Hello good people,
I’ve been reading about the Soviets and their design of the Tupelov 144, Tu 144 aka Conkordski, and it set me thinking about industrial espionage.
Given a level playing field, in terms of industrial ability, I could imagine it would pay dividends but in actuality how successful has it been?
To give an extreme example knowing that the Royal Navy covered it’s hulls in Copper in the 18th Century is pretty useless if you don’t have to materials or technology to copy or foil them.
I pass the baton to you!
Peter
Yes, I imagine the process is more vulnerable to industrial espionage than the end product. In fact tear-down of competitors’ products and reverse engineering is a time-honored tradition. It’s pretty hard to stop.

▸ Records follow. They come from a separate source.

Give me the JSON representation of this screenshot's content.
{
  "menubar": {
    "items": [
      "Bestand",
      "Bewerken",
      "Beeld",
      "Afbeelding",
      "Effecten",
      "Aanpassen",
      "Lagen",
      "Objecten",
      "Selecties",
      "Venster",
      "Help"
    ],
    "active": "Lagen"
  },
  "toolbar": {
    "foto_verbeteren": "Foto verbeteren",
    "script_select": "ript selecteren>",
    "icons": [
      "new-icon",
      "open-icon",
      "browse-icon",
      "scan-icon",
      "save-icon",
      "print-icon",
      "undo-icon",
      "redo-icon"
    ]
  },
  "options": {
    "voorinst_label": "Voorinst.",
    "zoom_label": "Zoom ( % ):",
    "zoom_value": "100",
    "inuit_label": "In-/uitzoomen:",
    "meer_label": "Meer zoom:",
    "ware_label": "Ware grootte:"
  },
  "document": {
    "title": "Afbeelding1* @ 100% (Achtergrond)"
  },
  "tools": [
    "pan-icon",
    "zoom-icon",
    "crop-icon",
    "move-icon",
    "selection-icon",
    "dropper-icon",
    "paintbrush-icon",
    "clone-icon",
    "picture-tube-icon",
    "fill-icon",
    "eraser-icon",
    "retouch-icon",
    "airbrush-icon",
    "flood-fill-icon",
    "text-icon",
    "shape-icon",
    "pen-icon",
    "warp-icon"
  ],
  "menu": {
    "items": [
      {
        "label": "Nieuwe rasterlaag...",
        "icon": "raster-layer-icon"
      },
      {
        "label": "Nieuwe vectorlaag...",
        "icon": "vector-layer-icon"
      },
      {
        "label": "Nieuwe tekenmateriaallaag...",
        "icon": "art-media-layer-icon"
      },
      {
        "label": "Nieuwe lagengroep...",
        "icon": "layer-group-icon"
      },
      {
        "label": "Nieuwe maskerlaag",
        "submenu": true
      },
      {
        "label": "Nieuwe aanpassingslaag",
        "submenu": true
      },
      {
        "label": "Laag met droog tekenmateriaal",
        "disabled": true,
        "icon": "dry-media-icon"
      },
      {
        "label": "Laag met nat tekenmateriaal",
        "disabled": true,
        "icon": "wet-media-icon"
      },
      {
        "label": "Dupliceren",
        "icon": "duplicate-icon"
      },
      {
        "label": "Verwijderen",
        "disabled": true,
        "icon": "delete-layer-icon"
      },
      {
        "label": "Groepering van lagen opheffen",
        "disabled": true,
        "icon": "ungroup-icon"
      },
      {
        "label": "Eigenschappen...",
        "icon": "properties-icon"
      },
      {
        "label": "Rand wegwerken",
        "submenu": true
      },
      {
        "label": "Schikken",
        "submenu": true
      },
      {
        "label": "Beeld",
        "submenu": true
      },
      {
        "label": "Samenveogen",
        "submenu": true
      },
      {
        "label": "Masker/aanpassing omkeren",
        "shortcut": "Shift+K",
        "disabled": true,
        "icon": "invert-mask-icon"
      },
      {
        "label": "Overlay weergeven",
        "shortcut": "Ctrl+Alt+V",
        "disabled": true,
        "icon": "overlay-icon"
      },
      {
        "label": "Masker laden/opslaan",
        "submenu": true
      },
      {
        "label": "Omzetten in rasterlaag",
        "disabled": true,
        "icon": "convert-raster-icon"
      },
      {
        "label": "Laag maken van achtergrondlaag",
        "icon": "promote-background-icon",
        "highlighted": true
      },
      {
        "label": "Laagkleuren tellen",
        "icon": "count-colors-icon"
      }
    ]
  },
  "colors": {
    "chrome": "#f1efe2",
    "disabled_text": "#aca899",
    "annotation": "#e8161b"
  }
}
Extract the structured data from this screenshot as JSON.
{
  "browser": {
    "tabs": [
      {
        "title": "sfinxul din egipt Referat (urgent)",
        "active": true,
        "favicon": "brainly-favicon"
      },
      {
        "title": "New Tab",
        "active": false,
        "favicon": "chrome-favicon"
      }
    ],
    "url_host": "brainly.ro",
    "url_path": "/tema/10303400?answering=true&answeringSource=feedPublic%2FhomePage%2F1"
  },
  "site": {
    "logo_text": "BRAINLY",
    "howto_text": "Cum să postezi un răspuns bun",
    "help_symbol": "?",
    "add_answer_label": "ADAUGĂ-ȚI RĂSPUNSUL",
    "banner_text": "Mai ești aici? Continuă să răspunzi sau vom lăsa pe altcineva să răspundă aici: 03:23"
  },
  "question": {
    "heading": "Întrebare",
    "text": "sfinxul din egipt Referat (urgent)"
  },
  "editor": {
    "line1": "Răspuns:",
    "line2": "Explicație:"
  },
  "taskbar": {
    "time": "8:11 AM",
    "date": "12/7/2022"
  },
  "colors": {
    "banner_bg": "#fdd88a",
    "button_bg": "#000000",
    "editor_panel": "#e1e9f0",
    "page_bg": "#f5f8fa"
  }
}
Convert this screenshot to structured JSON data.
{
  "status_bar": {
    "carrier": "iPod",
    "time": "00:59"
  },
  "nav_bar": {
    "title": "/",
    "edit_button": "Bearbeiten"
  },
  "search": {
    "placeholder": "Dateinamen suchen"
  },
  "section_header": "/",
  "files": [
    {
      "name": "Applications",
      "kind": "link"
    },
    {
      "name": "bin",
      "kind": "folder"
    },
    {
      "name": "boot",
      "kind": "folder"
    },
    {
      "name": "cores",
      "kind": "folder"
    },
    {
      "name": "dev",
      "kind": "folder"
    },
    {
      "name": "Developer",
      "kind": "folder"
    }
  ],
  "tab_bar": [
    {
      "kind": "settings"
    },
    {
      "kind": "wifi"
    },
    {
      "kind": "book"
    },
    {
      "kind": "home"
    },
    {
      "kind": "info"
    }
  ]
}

Even just seeing, for example, the shape of a product or knowing something can be made to work puts you ahead of the game. The Americans spent a fortune on the Manhattan Project, where one of the questions was “can we actually creat an atomic bomb”? The Russians and the Chinese (and everyone else) proceed from the knowledge that “this can be made to work, figure out exactly how”. Having some further clues from those in the know certainly helped the Russians.
Processes and secret ingredients are a bit harder to figure out, but again, the final product can sometimes give some serious clues.
It wasn’t much of a question, since it had been answered years before. Leo Sizlard wrote on nuclear chain reactions in 1933, for example. Scientists accepted that this question was answered; that’s why Einstein wrote the famous letter to FDR advising him to get started building atomic bombs. In fact, the first nuclear bomb design (the Hiroshima one) was never even tested, because they were all so confident that it would work.
And hardly any of the fortune spent on the Manhattan Project was spent on this part of if – the vast majority of the cost was spent on concentrating & refining the ore into the appropriate fissionable/fusionable uranium isotopes.